When Wi-Fi becomes a sensor: Electrical and Computer Engineering (ECE) researchers named Top 10 Finalist in IEEE Industry Paper Competition

Monday, April 20, 2026

A team of researchers from the Wireless Sensors and Devices Lab (WSDL) in the Department of Electrical and Computer Engineering at the University of Waterloo has been named a Top 10 Finalist in the 2026 IEEE Antennas and Propagation Society Industry Paper Competition for their paper, “A Digital Twin Baseline for Hybrid Quantum Machine Learning (QML) in WiFi Sensing.”

Led by Dr. George Shaker, adjunct professor in ECE, and Director of the Wireless Sensors and Devices Lab (WSDL), the research team includes lead author and PhD student Sebastian Ratto Valderrama, postdoctoral researcher Ahmed Sayed, and ECE alum Abdelrahman Elbadrawy, working in collaboration with industry partners Synopsys and EigenQ. Sebastian is co-supervised by ECE professor, Dr. Omar Ramahi, who is also a co-author on the paper.

Selected from 135 submissions worldwide, the paper advanced through a rigorous peer-review process recognizing research with strong technical merit and meaningful potential for real-world impact.

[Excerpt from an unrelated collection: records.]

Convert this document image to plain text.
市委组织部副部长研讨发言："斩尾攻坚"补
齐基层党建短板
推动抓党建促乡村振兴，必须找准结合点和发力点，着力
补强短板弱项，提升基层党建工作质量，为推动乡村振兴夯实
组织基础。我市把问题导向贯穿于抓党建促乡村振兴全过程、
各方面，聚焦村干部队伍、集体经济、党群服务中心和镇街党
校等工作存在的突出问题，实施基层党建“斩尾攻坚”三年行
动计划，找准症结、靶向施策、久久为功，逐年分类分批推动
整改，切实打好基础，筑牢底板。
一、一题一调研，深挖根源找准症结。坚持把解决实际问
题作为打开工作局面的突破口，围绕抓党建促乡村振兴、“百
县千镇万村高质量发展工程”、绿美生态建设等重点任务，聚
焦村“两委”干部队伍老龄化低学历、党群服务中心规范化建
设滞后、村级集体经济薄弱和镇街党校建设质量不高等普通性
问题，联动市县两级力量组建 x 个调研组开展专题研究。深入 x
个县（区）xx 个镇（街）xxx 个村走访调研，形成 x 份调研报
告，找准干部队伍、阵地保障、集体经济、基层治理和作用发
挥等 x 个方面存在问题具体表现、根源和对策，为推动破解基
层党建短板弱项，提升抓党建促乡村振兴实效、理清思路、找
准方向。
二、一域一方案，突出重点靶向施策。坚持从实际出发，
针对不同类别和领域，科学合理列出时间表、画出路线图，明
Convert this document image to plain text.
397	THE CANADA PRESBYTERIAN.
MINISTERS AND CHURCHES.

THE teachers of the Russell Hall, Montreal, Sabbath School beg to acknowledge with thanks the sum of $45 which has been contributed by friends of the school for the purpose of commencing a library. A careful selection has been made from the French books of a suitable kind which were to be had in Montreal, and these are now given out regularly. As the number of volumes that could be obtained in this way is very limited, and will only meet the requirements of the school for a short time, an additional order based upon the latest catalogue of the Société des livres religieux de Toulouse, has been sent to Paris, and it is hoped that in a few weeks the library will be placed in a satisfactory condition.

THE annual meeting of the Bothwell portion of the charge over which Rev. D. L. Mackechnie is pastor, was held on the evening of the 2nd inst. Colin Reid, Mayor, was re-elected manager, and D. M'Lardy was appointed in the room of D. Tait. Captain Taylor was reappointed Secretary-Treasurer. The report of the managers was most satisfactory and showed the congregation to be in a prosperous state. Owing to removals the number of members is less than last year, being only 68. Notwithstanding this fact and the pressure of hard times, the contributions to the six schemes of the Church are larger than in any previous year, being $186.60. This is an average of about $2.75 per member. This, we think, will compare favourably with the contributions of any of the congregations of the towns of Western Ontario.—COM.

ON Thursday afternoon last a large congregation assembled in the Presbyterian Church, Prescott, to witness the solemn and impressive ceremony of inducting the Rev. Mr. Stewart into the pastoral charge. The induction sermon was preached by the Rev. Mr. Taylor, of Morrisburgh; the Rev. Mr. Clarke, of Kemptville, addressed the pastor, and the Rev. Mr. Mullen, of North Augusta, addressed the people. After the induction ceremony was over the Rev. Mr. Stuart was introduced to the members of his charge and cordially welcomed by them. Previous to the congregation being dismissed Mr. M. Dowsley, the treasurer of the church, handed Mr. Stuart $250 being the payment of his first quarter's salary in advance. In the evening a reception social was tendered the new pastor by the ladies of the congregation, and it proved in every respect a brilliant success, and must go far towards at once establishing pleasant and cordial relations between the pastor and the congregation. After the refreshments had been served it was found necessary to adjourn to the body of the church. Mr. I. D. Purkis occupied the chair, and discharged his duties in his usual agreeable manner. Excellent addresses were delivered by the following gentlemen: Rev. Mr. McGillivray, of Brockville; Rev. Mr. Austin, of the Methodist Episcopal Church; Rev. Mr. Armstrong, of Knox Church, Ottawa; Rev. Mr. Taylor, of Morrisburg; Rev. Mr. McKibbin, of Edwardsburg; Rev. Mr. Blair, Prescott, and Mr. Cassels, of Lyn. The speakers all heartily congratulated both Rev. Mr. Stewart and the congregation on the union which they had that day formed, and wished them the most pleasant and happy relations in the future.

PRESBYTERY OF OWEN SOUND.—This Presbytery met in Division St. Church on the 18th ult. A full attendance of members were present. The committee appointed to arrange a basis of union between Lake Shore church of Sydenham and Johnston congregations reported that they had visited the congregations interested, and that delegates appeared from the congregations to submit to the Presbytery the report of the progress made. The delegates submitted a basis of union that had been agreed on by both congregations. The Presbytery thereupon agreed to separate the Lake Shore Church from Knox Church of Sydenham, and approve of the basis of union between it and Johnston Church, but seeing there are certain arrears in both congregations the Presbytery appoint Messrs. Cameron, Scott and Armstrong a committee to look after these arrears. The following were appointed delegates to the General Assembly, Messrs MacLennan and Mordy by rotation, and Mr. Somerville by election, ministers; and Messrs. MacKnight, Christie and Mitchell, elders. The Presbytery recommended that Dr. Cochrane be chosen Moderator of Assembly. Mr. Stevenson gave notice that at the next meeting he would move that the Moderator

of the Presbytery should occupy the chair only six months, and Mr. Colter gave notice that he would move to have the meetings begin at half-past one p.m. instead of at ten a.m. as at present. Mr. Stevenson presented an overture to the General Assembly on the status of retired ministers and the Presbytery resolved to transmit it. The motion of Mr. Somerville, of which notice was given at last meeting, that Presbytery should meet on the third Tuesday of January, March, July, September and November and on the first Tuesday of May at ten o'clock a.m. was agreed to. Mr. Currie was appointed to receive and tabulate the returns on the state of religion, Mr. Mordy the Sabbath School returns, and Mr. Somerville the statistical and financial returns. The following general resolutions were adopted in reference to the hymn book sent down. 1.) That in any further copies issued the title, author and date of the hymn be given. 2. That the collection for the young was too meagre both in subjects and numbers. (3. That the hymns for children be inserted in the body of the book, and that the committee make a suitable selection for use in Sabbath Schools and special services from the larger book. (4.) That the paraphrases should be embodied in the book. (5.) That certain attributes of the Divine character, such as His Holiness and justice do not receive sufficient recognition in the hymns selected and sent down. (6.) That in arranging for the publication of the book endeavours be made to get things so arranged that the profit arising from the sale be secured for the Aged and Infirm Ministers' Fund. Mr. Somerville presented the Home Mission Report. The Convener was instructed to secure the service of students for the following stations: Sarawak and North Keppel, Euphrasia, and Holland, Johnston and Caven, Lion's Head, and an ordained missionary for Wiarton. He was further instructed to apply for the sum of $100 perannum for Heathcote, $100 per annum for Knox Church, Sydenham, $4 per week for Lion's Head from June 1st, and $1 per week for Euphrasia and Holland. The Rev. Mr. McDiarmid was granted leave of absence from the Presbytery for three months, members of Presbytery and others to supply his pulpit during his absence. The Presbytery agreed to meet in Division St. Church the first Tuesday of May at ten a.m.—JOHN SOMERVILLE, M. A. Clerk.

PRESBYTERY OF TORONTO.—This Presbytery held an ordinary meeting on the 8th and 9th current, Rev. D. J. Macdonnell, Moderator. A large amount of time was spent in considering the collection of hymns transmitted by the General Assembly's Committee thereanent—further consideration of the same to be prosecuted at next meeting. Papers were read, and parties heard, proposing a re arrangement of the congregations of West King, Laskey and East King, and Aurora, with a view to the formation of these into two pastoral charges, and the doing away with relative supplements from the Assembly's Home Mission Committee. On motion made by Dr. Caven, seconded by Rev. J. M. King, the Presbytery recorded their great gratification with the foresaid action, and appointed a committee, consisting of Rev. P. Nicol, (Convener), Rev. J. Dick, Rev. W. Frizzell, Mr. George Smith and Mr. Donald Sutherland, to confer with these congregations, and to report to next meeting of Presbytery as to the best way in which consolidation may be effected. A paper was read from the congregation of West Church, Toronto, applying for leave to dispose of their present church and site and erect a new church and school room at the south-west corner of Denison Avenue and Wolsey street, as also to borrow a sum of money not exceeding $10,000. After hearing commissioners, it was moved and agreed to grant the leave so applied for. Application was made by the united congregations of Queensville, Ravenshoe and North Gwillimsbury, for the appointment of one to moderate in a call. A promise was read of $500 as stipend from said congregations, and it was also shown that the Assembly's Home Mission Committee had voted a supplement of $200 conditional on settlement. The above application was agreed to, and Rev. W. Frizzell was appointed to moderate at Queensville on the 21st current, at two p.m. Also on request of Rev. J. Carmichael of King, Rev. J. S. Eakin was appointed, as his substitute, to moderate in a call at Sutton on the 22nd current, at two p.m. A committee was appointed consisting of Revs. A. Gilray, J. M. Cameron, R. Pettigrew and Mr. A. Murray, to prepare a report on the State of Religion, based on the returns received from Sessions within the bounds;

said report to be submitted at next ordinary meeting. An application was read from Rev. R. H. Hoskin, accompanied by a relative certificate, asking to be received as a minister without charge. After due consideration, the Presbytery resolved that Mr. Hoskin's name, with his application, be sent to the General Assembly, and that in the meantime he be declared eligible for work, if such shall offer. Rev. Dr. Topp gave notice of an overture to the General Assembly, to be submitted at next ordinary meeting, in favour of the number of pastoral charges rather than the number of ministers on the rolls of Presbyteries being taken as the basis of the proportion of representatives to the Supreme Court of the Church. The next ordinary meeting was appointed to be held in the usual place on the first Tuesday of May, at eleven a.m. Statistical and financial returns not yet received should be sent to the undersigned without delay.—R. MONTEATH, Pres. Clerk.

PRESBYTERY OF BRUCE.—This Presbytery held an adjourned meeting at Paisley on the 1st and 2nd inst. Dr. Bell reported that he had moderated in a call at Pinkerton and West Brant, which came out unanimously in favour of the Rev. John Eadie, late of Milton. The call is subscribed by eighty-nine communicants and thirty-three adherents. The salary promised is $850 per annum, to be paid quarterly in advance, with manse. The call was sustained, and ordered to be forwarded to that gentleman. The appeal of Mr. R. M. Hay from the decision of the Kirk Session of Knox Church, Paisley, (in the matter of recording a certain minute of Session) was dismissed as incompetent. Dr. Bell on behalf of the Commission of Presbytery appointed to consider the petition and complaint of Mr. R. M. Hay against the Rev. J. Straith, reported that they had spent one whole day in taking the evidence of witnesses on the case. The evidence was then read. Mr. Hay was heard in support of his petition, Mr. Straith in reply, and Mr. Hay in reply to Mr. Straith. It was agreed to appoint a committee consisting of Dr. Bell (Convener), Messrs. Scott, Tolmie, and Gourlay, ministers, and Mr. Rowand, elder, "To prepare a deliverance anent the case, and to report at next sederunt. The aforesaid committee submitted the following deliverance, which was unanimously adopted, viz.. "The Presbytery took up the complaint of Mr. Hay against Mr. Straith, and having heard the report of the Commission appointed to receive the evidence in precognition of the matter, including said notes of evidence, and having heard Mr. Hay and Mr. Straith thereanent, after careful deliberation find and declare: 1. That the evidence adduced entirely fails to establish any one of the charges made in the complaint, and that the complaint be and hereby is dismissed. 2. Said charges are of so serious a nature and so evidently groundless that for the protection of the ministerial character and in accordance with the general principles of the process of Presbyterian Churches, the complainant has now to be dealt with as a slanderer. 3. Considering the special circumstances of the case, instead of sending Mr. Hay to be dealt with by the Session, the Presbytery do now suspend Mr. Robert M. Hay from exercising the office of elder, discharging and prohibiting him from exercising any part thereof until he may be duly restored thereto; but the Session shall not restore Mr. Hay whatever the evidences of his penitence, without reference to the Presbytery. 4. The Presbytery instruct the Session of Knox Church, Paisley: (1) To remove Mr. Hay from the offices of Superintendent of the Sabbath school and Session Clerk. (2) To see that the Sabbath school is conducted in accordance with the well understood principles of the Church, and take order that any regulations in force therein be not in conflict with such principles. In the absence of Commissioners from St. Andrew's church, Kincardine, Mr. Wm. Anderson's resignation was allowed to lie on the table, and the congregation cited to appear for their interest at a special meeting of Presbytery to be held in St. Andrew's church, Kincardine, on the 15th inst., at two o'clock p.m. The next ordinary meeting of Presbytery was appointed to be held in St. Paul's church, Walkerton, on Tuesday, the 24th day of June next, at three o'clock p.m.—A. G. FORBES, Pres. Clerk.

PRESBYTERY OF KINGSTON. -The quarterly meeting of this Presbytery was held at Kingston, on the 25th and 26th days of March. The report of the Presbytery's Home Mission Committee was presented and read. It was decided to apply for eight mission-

The final award will be announced at the 2026 IEEE International Symposium on Antennas and Propagation and USNC-URSI Radio Science Meeting in July in Detroit.

Together, this team is being recognized for helping advance research on how wireless technologies can be used not only to communicate information, but also to better understand the environments around us.

Wifi detection of a fall of a human
ECE PhD student Sebastian Ratto Valderrama in the Wireless Sensors and Devices Lab

ECE PhD student Sebastian Ratto Valderrama in the Wireless Sensors and Devices Lab

Teaching Wi-Fi to understand the spaces we live in

Wi-Fi is best known for connecting devices, but wireless signals are constantly interacting with the physical world. As signals move through a room, they reflect off walls, furniture, and people, creating subtle variations that contain information about movement and activity.

This team is working to interpret these patterns in reliable and meaningful ways. If successful, this approach could allow existing wireless infrastructure to support sensing technologies that operate quietly in the background — without relying on cameras.

A key challenge in this field is that wireless signals are highly sensitive to environmental conditions, making real-world data difficult to reproduce and compare consistently.

To address this challenge, the research team developed a digital twin — a physics-based simulation environment that models how WiFi behaves in controlled indoor settings. This allows researchers to test novel approaches under controlled conditions and better understand how different learning methods perform.

Within this framework, the team explored hybrid quantum machine learning — an emerging approach that combines artificial intelligence with concepts from quantum computing — to help test whether compact hybrid models can interpret complex wireless data using far fewer trainable parameters.

The longer-term potential is wireless-sensing technologies that could support applications related to safety, wellbeing, and energy efficiency, while also preserving privacy.

Potential future impacts include:

  • fall detection systems that could support independent living,
  • smart buildings that adapt lighting, heating, and cooling based on occupancy,
  • passive health monitoring technologies that do not rely on cameras, and
  • more responsive indoor environments that better understand human activity.

Because these approaches build on wireless infrastructure that already exists in many homes, hospitals, and workplaces, they offer a possible path toward solutions that are practical and scalable.

Being named a Top 10 finalist highlights growing interest in privacy-conscious sensing technologies that combine AI, wireless systems, and quantum methods.

It also reflects continued interest in technologies that not only connect people and devices, but can also help researchers better understand indoor environments.